Algorithms and Data Structures

1. Big O Asymptotic Analysis

What is good code?

Good code must be: readable + scalable (Speed + Memory)
Run time: How long it takes to solve a problem.
Big O is a measure of alogirthmic efficiency, how long an algorithm takes to run as the input increases.
Big O matters only in large scale and large inputs. Big O is interested in knowing how the end of the graph would look like on a large scale. In other terms, Big O measures the scalability of the code.
Big O measures the time complexity and space complexity of the code.

O(n) - Linear Time As the number of inputs increases, the number of operations increases proportionally.

Looping over every element in for and while loops for the same arry. If we are looping over two differnet arrays, the Big O is O(a+b).

O(1) - Constant Time As the number of inputs increases, the number of operations is always the same.

No loops.

O(n^2) - Quadratic Time As the number of inputs increases, the number of operations increases quadratically.

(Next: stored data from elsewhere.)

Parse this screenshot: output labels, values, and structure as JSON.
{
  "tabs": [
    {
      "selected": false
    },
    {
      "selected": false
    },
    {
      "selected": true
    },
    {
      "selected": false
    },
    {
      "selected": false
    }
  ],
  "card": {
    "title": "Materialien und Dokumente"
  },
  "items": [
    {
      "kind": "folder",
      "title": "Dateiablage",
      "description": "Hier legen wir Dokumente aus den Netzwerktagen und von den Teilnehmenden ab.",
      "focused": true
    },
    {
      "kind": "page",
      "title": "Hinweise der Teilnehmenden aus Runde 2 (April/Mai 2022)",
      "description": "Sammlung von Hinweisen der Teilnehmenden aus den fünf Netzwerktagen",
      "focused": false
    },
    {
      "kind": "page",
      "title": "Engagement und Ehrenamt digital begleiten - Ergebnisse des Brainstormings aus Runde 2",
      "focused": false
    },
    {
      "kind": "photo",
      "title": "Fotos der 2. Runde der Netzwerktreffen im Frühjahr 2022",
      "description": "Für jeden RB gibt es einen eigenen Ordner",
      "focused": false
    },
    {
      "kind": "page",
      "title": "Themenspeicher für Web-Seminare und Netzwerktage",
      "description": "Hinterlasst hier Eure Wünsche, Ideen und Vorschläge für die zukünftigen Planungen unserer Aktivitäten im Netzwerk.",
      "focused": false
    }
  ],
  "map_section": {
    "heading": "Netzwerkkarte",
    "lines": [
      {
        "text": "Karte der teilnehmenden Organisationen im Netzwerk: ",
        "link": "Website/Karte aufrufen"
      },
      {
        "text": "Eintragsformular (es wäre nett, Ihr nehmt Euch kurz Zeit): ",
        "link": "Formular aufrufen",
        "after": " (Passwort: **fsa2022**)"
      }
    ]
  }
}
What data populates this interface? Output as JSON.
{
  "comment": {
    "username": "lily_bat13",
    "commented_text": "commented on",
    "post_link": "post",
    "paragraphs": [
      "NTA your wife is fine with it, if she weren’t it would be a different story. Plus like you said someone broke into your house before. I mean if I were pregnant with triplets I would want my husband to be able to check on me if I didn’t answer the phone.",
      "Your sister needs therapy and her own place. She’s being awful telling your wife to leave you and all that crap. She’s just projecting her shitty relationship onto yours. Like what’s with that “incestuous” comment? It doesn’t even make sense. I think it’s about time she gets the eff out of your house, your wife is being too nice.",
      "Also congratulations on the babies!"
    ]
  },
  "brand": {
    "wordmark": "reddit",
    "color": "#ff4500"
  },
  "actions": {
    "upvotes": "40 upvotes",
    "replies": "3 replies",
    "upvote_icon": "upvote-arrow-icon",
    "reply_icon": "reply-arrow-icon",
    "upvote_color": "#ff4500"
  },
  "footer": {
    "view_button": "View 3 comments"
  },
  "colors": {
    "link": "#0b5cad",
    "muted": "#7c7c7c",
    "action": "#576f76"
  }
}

Every element in a collection needs to be compared to every other element in the same array.
Two nested loops for the same array.

O(n!) - Factorial Time As the number of inputs increases, the number of operations increases quadratically.

Adding a loop for every element.

Big O Rules:

Worst Case
Remove Constants
Different Terms for Inputs
Drop Non Dominants: O(n^2 + n) --> O(n^2)

Three Pillars of Programming:

Readable
Speed (Time Complexity) - Efficient Big O time complexity
Memory (Space Complexity) - Efficient Big O space complexity

What causes Time Complexity?

Operations ( +, -, *, / )
Comparisons
Looping
Outsidefunction calls

What causes Space Complexity?

Variables
Data Structures
Function Calls
Allocations

Space Complexity

When we talk about Space Complexity we talk about additional space, so we don't look at the size of the input. We look at how much space are we consuming inside the function.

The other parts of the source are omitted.